These findings could cause changes in current discharge policies of patients who tested positive for the coronavirus disease.
An illustration, created at the Centers for Disease Control and Prevention (CDC), depicts the 2019 Novel Coronavirus
(photo credit: MAM/CDC/HANDOUT VIA REUTERS)
Person-to-person transmission of COVID-19, the disease caused by the novel coronavirus, is unlikely starting 11 days after infection, even if the patient is still testing positive, according to a new study from Singapore, the English-language Singaporean daily the Straits Times reported.
The joint research paper – published by researchers from Singapore’s National Centre for Infectious Diseases (NCID) and the Academy of Medicine, Singapore, and based on a study of 73 COVID-19 patients – explained that a positive test “does not equate to infectiousness or viable virus,” adding that isolating or culturing the virus after 11 days was not possible.
Singapore’s Health Ministry will evaluate the implication of these latest findings, which could cause changes in current discharge policies of patients who tested positive for COVID-19, according to the newspaper.
“We will closely study the position statement and evaluate how we can incorporate the latest evidence… into our patient clinical management plan,” the ministry said in a statement.

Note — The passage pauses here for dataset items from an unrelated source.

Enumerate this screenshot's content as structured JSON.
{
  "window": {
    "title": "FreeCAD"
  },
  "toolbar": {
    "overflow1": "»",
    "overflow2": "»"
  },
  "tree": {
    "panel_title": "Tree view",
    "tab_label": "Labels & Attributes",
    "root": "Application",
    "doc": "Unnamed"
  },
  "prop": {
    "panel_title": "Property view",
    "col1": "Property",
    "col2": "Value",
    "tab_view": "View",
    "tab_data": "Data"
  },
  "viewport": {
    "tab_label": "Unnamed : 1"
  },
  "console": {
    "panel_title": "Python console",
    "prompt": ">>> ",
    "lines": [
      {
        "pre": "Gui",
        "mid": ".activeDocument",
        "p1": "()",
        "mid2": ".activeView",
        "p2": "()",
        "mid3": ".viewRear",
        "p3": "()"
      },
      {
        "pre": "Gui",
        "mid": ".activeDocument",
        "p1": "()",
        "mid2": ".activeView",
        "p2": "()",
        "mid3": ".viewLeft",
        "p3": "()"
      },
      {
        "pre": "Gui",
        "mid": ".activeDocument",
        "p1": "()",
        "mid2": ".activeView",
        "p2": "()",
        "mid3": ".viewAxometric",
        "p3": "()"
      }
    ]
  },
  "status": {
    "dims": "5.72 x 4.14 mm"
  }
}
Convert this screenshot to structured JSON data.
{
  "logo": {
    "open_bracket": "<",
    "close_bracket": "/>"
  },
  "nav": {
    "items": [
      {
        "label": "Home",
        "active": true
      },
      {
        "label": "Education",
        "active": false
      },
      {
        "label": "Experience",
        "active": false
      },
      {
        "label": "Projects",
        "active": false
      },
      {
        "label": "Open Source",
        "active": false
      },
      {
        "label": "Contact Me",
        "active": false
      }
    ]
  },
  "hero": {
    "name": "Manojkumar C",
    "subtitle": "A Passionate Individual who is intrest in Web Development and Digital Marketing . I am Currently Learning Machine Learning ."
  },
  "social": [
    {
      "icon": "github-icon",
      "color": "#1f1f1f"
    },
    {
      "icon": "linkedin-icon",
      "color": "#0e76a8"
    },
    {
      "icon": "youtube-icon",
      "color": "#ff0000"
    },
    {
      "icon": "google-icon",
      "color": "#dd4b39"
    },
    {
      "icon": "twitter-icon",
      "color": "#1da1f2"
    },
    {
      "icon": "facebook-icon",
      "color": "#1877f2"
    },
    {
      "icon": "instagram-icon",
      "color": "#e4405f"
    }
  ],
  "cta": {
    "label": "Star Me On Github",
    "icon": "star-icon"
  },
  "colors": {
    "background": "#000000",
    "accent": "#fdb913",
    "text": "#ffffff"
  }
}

In addition, the paper also mentions a “small but important study” involving nine patients in Germany who saw a high amount of viral shedding in their throats and lungs throughout the first week, but saw no viral shedding from day eight and onward.
NCID executive director Leo Yee Sin explained to the Straits Times why their study took three days longer than the German study, explaining that his researchers were “very conservative and counted till the very last drop.”
But while the Health Ministry has yet to rule on it, the researchers behind the study are very confident in its validity.
“Scientifically, I’m very confident that there is enough evidence that the person is no longer infectious after 11 days,” Yee Sin said, according to the Straits Times.
“Studies are still going on and we will get more data, but we will see the same thing as there is a great deal of science in this. So there is no need to wait,” explained Dr. Asok Kurup, chair of the Academy of Medicine’s Infectious Diseases Chapter, the Straits Times reported.
However, it is possible that patients with weakened immune systems, such as cancer patients on chemotherapy, untreated AIDS patients or those taking immuno-suppresant drugs following a transplant, could remain infectious for a longer period, Yee Sin added.
Currently, the discharge criteria in the city-state is based on testing negative for the virus in two tests with 24 hours between them. At the time of writing, about 45% of Singapore’s 31,068 COVID-19 cases have been discharged from hospitals.